皇帝的态度,依旧暧昧。他是在观望?还是在等待更好的时机?
秦湘湘沉吟不语。局势比她预想的还要复杂和紧迫。对方显然已经察觉到了危险,开始多线出击,既要掩盖凝香阁的真相,又要在朝堂上打击祁瑾晏的势力。
“王府……没什么事吧?”她最后问道。
“府里一切如常,只是守卫似乎更加严密了。”侍女答道,“陈统领一直在外奔波,似乎很忙。”
秦湘湘点了点头,不再多问。她知道,从侍女这里能得到的消息有限,核心的博弈和动向,必然掌握在祁瑾晏手中。
她现在需要做的,是尽快养好伤,恢复实力,才能应对接下来的风暴。
书房内。
祁瑾晏坐在书案后,面前堆着几份密报。他脸色依旧有些苍白,但眼神锐利如刀,周身散发着一种冰冷的压迫感。
陈锋肃立在一旁,汇报着最新情况:
“王爷,凝香阁那边,今天上午内务府已经派人去‘清查’了,对外宣称是年久失修,有些野猫野狗盘踞,已经清理干净,并加强了巡逻。我们的人暗中探查过,地下密室入口已经被彻底封死,里面的东西……恐怕早已转移。”
祁瑾晏并不意外:“反应倒快。那黑袍人的踪迹呢?”
“如同人间蒸发,查不到任何线索。我们监控的几个黑巫教外围据点,也都没有异常动静,仿佛一夜之间全都蛰伏了起来。”陈锋语气凝重,“对方很谨慎,断尾求生。”
“断尾?”祁瑾晏冷笑一声,“恐怕没那么容易。他们藏在宫里的尾巴,可不止凝香阁这一条。” 他拿起一份密报,“宫里眼线传来消息,陛下今日午后,单独召见了国丈,密谈了近一个时辰。”
国丈,皇后的父亲,也是李崇、张澜等清流言官在朝中的靠山之一。
“看来,他们是坐不住了。”祁瑾晏指尖敲击着桌面,“想在朝堂上给本王施压,逼本王交出京畿防务,或者……彻底‘病退’。”
“王爷,我们是否要反击?”陈锋问道。
“反击?”祁瑾晏眼中寒光一闪,“当然要反击。不过,不是现在,也不是在朝堂上跟他们打口水仗。”

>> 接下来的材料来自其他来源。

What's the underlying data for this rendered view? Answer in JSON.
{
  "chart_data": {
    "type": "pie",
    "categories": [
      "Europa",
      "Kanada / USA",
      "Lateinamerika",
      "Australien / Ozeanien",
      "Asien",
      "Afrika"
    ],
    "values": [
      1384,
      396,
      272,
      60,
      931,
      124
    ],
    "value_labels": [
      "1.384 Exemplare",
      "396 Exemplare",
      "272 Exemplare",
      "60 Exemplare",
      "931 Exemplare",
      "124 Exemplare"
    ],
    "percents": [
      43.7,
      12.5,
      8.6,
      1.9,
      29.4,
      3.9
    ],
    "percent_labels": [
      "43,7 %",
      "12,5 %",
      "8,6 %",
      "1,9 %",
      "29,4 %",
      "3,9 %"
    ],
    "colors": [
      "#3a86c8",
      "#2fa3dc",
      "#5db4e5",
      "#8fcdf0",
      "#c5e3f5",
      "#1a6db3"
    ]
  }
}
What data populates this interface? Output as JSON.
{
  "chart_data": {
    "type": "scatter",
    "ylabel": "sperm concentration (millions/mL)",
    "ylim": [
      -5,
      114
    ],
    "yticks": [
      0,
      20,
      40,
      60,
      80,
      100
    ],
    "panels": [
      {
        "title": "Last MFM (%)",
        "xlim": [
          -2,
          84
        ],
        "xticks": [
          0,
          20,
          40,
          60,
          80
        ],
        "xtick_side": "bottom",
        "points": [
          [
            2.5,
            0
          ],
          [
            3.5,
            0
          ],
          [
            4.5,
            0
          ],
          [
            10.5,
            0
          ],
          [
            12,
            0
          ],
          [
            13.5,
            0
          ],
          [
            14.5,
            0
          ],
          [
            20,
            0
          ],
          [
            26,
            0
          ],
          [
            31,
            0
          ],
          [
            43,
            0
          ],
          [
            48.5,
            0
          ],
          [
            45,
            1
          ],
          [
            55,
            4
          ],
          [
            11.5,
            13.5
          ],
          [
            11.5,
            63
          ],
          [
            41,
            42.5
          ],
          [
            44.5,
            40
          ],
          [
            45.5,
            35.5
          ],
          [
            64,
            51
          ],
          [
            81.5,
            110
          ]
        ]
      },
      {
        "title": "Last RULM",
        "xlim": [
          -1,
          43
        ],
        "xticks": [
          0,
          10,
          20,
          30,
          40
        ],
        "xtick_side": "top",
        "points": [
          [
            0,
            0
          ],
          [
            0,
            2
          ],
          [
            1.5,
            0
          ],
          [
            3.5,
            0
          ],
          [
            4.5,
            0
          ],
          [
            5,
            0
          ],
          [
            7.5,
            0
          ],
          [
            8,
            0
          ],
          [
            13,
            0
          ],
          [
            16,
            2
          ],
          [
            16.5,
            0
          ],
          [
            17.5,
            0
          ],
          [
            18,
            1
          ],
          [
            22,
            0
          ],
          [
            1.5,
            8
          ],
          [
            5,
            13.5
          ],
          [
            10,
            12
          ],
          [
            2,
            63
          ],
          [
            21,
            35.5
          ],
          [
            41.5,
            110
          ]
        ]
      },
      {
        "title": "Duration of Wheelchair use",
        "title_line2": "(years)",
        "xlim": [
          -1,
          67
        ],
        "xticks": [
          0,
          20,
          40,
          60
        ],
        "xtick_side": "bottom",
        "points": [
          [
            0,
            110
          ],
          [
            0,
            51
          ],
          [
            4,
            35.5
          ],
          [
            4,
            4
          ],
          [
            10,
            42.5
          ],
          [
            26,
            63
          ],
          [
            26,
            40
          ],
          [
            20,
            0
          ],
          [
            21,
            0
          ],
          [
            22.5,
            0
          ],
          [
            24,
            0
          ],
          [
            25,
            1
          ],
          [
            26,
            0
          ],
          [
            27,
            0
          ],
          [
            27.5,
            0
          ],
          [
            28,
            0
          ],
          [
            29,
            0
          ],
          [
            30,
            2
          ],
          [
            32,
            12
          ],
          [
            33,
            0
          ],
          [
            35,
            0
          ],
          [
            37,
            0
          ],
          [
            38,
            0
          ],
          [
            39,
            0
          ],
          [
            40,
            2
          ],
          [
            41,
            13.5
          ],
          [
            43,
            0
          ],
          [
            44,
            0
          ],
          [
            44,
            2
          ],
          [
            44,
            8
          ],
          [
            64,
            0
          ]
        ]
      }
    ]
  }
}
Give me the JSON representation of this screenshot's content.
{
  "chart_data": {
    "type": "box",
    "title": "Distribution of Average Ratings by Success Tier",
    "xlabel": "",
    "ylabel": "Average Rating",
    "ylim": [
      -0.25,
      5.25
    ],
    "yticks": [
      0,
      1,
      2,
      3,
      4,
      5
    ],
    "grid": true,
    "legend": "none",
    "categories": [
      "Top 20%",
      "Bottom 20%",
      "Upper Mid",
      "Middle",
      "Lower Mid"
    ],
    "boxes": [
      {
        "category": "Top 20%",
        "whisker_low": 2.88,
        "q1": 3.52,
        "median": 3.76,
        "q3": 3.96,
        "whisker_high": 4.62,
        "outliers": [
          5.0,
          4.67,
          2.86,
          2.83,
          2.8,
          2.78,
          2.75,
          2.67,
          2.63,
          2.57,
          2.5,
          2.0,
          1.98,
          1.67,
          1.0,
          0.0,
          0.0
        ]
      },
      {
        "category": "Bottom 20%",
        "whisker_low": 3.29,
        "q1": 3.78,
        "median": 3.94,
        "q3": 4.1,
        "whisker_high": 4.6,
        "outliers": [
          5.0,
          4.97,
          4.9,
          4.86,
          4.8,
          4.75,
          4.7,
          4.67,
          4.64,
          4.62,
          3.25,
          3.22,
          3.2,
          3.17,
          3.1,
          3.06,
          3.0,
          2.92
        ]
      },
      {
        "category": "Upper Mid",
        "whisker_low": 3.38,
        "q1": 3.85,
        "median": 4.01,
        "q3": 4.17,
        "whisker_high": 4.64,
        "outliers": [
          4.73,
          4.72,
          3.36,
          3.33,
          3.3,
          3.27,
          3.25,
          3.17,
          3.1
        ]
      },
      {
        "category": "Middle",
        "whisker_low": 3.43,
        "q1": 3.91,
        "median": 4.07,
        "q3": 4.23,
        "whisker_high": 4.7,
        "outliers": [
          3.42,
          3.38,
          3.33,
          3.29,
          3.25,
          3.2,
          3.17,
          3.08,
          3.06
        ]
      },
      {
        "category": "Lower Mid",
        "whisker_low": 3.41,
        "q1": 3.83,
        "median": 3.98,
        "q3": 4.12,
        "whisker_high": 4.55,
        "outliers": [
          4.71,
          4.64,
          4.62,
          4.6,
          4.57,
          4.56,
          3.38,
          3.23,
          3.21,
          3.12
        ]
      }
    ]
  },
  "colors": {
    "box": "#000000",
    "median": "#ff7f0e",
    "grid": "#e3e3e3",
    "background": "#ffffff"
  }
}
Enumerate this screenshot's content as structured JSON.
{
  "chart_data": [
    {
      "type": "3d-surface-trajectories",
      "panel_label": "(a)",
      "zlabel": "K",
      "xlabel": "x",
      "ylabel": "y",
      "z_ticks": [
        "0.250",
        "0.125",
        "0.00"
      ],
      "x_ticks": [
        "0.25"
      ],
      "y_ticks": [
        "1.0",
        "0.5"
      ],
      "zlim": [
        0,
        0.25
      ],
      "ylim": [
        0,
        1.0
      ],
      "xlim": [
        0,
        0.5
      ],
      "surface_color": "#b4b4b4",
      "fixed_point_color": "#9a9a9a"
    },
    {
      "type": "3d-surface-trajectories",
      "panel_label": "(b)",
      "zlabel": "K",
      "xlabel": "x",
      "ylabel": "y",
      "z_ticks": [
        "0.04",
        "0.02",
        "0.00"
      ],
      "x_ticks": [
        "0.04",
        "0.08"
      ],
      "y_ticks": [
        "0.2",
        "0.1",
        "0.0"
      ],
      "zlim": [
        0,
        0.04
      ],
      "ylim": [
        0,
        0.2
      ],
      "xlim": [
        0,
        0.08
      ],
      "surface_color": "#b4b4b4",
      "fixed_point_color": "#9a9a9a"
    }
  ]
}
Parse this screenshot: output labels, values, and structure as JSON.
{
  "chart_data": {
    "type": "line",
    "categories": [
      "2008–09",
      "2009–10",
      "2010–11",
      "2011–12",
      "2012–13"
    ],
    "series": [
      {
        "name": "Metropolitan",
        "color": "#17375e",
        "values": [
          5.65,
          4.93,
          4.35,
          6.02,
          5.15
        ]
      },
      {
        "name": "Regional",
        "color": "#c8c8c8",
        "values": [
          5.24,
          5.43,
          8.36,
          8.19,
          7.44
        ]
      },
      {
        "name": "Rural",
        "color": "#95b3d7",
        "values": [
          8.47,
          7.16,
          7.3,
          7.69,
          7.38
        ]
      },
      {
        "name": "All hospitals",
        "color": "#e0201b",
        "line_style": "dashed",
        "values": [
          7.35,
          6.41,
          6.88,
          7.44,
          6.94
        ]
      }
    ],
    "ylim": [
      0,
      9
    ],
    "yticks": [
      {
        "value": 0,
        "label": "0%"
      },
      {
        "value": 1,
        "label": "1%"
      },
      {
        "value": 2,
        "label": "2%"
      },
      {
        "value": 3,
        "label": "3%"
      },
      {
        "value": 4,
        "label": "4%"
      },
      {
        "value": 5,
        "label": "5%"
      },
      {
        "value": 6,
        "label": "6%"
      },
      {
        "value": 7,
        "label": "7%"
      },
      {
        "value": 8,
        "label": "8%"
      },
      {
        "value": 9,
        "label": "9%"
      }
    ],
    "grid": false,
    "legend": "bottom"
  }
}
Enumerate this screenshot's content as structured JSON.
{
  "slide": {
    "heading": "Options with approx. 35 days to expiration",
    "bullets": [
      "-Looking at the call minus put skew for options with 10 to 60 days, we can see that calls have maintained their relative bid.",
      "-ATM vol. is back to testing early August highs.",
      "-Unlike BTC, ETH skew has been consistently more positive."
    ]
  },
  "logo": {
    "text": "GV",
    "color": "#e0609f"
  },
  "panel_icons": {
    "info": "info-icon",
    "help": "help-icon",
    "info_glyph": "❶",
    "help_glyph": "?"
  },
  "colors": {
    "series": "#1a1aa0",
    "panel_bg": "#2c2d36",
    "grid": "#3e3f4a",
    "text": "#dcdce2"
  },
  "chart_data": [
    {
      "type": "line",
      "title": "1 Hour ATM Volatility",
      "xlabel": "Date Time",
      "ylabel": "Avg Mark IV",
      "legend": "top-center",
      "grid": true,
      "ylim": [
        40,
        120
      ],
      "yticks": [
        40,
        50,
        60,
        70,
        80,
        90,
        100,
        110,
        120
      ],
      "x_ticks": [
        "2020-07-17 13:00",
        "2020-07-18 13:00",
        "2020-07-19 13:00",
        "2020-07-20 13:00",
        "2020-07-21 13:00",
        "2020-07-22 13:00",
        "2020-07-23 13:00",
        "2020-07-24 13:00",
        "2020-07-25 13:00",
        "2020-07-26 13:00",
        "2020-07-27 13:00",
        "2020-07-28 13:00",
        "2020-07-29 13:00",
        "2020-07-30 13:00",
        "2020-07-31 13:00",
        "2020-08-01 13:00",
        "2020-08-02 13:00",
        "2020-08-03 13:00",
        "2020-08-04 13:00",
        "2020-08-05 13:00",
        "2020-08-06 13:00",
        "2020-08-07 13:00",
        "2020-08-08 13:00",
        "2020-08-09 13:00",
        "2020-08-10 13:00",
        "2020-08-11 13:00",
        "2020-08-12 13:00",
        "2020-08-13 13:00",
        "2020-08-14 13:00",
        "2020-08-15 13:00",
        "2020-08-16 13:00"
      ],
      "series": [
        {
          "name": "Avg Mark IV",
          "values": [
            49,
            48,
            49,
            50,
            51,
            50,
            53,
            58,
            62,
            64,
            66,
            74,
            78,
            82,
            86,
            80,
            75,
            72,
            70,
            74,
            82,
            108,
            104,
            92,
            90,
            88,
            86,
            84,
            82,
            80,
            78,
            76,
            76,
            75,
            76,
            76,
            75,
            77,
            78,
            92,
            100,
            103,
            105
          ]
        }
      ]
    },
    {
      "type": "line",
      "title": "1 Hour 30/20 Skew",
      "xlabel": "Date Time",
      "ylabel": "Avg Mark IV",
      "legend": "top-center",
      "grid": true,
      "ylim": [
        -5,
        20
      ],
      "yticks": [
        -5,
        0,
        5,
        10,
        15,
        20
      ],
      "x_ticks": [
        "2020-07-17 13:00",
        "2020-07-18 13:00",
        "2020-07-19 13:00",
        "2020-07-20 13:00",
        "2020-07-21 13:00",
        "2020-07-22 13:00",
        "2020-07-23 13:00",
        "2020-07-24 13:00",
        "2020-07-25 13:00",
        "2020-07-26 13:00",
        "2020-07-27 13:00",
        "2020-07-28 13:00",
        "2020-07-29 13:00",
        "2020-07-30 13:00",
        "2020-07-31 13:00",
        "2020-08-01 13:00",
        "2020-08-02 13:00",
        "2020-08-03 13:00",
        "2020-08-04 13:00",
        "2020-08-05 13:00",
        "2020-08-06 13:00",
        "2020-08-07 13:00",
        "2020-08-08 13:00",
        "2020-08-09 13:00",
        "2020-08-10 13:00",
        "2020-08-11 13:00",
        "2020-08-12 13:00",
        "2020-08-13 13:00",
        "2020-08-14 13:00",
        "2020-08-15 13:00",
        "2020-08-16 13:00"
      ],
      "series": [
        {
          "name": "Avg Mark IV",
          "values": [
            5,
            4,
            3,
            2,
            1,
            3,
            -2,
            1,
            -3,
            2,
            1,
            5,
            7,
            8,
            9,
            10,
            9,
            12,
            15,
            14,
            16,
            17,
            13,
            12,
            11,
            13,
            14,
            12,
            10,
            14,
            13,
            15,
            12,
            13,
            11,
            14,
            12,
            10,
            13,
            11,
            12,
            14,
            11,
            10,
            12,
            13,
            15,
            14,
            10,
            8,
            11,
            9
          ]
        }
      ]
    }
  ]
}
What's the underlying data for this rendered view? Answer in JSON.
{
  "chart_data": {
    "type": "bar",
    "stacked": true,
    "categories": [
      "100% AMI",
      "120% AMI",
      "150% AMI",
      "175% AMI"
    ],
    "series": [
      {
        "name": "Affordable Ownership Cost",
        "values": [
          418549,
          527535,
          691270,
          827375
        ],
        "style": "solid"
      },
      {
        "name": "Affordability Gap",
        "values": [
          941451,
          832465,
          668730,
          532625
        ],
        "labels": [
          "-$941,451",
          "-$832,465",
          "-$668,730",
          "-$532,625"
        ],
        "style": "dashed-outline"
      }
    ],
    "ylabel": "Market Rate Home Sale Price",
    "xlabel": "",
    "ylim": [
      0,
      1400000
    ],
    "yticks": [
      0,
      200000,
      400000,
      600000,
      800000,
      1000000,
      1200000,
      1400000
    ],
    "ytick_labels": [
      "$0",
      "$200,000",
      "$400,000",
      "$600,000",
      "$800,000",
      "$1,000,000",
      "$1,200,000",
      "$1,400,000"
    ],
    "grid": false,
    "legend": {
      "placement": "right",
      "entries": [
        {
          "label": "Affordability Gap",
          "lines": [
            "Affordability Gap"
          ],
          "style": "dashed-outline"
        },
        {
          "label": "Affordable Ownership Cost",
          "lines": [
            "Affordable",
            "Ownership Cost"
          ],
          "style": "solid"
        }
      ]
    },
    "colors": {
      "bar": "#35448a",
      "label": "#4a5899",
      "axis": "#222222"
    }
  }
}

他站起身,走到墙边悬挂的疆域图前,目光落在北方边境:“黑巫教能隐藏在皇宫,能在京城培养死士,其根基绝不仅仅在京城。别忘了,本王身上的蛊毒,最初是在军中中的。”
陈锋心中一凛:“王爷的意思是……”
“查,给本王往根子上查!”祁瑾晏语气森然,“就从当年本王中蛊的那场战役查起!查军中的叛徒,查粮草辎重的来源,查一切可能与黑巫教有牵连的线索!本王倒要看看,这棵毒树,到底扎根有多深!”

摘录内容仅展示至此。